A curious editorial ran yesterday in the Bangor Daily News in which the author cited a spate of recent computer crashes affecting operations with major brands – including the Nasdaq stock exchange, Apple’s iCloud, Goldman Sachs, Amazon and YouTube – and layered those events with the Edward Snowden disclosures to draw the following conclusion: our digital communications networks are growing too large too fast to ever achieve true data security.

The systems on which organizations depend to operate and trade in today’s digital economy are showing cracks as they generate, process, and store more and more information. The companies mentioned were overwhelmed by this dynamic and shutdowns occurred.

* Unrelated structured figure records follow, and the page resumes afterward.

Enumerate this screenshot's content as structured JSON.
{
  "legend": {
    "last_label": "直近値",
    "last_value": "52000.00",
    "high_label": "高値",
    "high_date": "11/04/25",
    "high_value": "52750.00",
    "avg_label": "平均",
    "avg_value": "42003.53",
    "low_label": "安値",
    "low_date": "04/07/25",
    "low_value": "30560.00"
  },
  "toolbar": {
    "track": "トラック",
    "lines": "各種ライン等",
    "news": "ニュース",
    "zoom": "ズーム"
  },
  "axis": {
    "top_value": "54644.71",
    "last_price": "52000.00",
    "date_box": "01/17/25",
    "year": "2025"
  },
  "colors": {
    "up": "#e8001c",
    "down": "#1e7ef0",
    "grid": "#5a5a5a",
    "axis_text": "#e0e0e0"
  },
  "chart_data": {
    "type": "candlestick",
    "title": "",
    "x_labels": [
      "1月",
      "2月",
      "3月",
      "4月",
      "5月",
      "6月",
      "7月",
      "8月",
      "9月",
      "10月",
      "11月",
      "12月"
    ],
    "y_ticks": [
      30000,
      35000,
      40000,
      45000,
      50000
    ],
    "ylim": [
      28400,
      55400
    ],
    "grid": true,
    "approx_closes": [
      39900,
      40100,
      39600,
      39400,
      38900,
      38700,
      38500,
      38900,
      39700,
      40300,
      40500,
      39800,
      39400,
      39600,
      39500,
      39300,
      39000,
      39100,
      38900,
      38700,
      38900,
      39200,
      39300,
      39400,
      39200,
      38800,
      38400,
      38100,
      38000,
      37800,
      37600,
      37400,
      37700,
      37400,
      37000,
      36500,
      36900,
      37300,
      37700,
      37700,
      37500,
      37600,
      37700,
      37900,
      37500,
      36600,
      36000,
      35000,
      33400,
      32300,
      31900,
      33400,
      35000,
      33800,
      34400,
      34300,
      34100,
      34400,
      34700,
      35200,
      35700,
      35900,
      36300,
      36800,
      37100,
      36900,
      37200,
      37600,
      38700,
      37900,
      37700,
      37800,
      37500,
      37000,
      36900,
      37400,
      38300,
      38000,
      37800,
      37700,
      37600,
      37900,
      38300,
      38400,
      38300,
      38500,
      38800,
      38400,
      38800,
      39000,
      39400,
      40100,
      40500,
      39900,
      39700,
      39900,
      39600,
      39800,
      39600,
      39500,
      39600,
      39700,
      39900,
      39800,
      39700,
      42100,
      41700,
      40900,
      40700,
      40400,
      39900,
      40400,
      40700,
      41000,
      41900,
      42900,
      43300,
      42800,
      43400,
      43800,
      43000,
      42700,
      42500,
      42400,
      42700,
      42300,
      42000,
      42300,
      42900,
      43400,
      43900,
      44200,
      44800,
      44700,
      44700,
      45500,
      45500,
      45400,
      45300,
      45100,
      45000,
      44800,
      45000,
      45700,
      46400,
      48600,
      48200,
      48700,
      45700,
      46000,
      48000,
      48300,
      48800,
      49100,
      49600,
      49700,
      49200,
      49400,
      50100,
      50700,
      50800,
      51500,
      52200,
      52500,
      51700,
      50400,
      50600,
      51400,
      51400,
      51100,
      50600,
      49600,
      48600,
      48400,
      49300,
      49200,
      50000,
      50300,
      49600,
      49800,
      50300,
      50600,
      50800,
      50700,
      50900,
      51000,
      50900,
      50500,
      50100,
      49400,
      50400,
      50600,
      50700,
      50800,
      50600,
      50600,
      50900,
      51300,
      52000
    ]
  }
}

As a result, “every step onward increases the scale and complexity of the systems, until they are too big and complex for any one person to understand.”

Even the National Security Agency, the federal agency at the center of the domestic surveillance controversy, has signaled that it does not know how much information Mr. Snowden took with him when he fled overseas and blew the whistle on possible constitutional violations by the NSA.

More and more of our lives are being digitized and shared online. Whether those transactions are commercial as we buy goods, manage our financial affairs, conduct business with government, or merely share personal vignettes with our friends, family, or the world, we are trusting others with our digital identities as never before, and the pace does not appear to be slowing.

Much of that sharing may seem mundane, but if even a small amount of that sharing includes high value information, personal documents, or other confidential information, the implications can be serious if security is not considered.

As we have consistently reminded, the person most responsible for securing your valuable personal or business information is you. You must make sure you know and trust all recipients of an email, and you must make sure that you’ve taken necessary steps to effect document security.

If you aren’t already doing so, make document security a habit. One day, you’ll be glad you did.